The next day, he reported a decrease in quad pain, and the PT who was working with him reported improved ROM in knee extension bilaterally with manual stretch (as well as improved tolerance), improved standing tolerance and ability to stand more erect.

As he continued to receive PT services, he had a flare-up of hand pain and cramping. Pain was reportedly increased while maneuvering his wheelchair throughout the facility. In the past, OT had worked with him and had even attempted splinting with some improvement in pain level, but none of the relief would last once OT services had ended.

By this time, one of my staff PTs had also been trained in needling by IDN and asked him if he would allow her to needle his hands. He agreed to try because of the success with decreasing his back and radicular pain. She chose to needle at two homeostatic points in the bilateral UE. She needled at the deep and superficial radial points, which are along the path of the radial nerve. She needled at the forearm, distal to the radial head, then in the trigger point in the muscle between the thumb and forefinger, the dorsal interosseous muscle. This trigger point is also one that you will often hear of people pressing to relieve headaches and other pains.
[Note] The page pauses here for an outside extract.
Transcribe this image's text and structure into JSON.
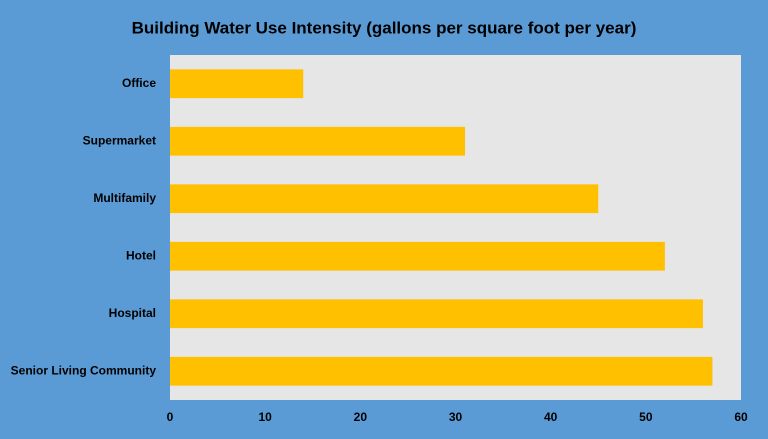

He had an immediate reaction, with an extreme sense of euphoria and relief of the pain in his hands. He was kept in the therapy gym for monitoring, as we had not experienced anyone with this type of reaction. His vital signs were all within normal limits. Within a few minutes, he was back to feeling “normal,” and the pain in his hands had gone from 8-9/10 to a 4-5/10.

Mr. A has progressed so that he is off of routine pain medications and now takes them only PRN, when he has a flare-up. He continues to increase in function, with decreased pain at rest and with activity. ROM and coordination as well as tolerance to standing and ambulation continue to improve.  We are working to lengthen the time he can go between needling sessions, and he is on more of a maintenance program for needling and pain management.